At an average new vehicle price of more than $33,000, subprime borrowers would pay almost $10,000 more in total interest, and have monthly payments more than $100 higher than prime borrowers, for a seven-year loan.

During the Great Recession several years ago, many people lost access to some of their credit. Since then, many people have accumulated more modest quantities of revolving debt.
Yet debt is still a problem. Non-revolving debt is accumulating twice as fast as revolving debt, and people are unable to repay some of this debt.

Total consumer debt continues to increase, and non-revolving debt – which includes debt for vehicles and education – outpaced revolving debt, such as credit cards. In fact, during the past five years, vehicle and student loans grew by 42%, while revolving debt increased just 15%, according to an analysis of Federal Reserve debt data.

Edmunds.com projects a record-setting year, with 17.2 million new vehicle sales in 2016. But a report from Experian indicates that nearly one-third of current auto loans are subprime.

Some of those loans will never be repaid, if a new report from credit rating company DBRS Inc. is correct. The company projects that 18% of last year’s subprime vehicle loans will go into default, higher than the 12-14% of loans that went into default in the past two years.
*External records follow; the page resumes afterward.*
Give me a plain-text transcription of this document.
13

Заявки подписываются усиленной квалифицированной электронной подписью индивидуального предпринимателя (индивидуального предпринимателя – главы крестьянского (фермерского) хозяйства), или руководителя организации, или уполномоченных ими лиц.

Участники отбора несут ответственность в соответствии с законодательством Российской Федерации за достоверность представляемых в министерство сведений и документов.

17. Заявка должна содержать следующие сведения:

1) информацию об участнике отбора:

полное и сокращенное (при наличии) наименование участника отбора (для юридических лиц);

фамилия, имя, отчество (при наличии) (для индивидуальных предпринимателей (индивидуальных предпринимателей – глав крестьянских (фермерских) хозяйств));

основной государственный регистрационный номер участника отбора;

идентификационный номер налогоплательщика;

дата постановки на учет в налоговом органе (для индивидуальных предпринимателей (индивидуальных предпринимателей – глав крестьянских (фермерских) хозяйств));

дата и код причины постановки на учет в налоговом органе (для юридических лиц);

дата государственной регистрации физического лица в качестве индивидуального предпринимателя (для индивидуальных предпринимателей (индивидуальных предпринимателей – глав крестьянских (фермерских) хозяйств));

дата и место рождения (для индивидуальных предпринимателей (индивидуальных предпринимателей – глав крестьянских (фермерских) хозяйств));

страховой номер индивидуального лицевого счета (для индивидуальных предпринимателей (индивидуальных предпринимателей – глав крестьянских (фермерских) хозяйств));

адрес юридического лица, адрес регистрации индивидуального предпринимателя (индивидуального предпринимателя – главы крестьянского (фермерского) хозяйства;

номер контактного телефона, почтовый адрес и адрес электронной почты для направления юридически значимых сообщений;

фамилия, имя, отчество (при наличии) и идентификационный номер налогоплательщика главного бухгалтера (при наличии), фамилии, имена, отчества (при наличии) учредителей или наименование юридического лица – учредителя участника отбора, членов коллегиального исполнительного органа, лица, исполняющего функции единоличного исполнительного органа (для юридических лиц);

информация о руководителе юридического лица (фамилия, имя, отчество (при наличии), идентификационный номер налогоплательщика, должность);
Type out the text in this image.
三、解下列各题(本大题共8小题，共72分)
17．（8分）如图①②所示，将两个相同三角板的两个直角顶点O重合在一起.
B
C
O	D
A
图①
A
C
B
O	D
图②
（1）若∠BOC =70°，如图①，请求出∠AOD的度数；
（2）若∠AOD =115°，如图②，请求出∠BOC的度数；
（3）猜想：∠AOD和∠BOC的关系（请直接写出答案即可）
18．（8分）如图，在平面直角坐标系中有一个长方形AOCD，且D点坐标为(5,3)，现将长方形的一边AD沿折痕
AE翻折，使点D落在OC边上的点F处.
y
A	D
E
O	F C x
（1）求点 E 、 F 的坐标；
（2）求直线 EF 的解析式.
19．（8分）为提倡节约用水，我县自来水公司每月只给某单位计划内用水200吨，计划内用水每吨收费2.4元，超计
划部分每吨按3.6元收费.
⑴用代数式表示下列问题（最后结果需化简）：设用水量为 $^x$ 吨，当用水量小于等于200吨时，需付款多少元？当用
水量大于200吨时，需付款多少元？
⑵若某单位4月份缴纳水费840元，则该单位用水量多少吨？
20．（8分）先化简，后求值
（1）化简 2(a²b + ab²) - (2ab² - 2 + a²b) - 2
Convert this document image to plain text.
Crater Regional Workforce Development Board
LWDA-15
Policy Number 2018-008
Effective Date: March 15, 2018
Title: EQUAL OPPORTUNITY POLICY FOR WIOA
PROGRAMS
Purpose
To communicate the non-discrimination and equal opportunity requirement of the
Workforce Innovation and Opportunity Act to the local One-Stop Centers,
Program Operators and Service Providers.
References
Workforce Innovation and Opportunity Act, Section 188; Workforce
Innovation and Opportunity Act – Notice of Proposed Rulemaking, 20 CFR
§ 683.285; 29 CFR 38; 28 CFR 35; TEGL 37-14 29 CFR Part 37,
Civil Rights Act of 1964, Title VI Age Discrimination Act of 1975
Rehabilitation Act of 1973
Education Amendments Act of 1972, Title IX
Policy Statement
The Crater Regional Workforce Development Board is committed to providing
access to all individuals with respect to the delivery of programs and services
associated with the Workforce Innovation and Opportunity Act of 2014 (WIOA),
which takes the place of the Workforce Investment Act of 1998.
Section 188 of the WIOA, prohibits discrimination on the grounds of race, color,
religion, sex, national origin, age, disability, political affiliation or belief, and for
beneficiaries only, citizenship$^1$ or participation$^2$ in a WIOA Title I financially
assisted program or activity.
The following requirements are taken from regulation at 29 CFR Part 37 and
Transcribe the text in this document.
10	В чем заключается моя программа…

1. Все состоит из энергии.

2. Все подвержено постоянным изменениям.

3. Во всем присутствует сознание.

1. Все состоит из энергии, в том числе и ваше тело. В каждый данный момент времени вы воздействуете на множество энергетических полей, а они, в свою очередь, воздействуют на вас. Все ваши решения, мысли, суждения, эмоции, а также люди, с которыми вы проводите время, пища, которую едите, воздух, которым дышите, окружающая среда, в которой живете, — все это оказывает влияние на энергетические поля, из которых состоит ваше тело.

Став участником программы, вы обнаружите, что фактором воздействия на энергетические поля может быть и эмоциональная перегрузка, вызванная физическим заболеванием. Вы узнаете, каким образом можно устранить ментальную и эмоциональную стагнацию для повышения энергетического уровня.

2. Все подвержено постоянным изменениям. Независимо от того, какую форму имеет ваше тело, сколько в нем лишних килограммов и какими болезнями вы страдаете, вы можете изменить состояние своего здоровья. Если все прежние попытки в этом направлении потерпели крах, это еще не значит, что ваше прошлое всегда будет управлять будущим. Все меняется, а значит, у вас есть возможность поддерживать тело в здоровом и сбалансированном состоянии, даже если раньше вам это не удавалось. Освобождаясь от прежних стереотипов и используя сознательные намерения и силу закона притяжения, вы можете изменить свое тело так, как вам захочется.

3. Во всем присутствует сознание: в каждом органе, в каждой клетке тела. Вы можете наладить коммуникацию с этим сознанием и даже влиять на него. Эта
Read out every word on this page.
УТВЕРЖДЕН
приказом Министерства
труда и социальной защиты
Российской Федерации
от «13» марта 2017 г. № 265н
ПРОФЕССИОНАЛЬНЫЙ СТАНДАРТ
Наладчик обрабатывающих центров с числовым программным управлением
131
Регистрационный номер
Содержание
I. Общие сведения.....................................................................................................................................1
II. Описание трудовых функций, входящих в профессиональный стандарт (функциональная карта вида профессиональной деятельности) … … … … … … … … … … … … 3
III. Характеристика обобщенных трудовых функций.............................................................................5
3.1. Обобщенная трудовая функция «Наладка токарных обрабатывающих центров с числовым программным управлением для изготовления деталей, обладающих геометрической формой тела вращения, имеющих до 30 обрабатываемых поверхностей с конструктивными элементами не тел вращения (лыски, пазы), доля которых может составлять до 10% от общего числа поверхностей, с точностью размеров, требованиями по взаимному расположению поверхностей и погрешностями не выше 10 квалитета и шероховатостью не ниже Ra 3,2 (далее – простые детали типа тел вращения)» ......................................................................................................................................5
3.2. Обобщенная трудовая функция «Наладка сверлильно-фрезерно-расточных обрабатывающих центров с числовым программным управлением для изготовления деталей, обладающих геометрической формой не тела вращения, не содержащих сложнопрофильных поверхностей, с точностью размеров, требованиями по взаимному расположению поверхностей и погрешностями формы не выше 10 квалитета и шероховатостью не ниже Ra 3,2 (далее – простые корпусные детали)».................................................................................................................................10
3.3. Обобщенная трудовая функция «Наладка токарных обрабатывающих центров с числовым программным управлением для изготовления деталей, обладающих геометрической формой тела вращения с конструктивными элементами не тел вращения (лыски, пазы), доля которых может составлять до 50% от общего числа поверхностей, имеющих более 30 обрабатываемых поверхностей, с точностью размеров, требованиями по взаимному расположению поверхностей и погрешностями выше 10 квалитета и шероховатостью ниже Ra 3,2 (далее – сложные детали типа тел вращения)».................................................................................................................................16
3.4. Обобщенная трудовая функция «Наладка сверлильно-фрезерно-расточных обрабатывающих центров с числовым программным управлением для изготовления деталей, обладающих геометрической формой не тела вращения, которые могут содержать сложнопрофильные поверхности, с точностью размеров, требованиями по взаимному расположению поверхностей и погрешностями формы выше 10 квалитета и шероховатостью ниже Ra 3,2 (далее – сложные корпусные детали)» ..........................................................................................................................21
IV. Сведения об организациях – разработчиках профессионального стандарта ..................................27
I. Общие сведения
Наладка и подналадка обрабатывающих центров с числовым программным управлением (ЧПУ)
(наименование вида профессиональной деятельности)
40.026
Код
Freedom Financial Network found:

1.Non-revolving debt continues to outpace revolving debt. In July (the most recent data available), total outstanding consumer credit rose by 5.8%, to a total projected $3.661 trillion, excluding mortgage debt. Outstanding debt has hit a new high each of the past 56 consecutive months. In July, the growth of non-revolving debt (debt for items such as vehicles and education, as well as unsecured installment loans) continued to outpace the growth of revolving debt (primarily credit cards). Non-revolving debt grew by 6.7%, while revolving debt increased half as quickly, by 3.4%

2. Personal income continues upward trend. In July (the most recent data available), personal income increased for the fifth consecutive quarter, by $71.6 billion, or 0.4%. Disposable personal income increased by 0.4%, or $60.1 billion, and personal spending increased by a modest 0.3%.

3. Personal savings rate declines. In the second quarter of 2016, consumers saved 5.7% of their personal disposable income. This rate is higher than rates in the spring, but it is lower than rates during the past three quarters.

4. Unemployment remains level; more than half a million discouraged workers. In August, U.S. unemployment remained the same as the previous month, at 4.9%. However, 7.8 million people were employed part-time, but wanted to work full-time or were “marginally attached” to the labor force. People who are marginally attached have looked for a job in the past 12 months but have not found one. Among this group, 576,000 people were discouraged workers, which means they have quit looking for work because they believe no work is available for them.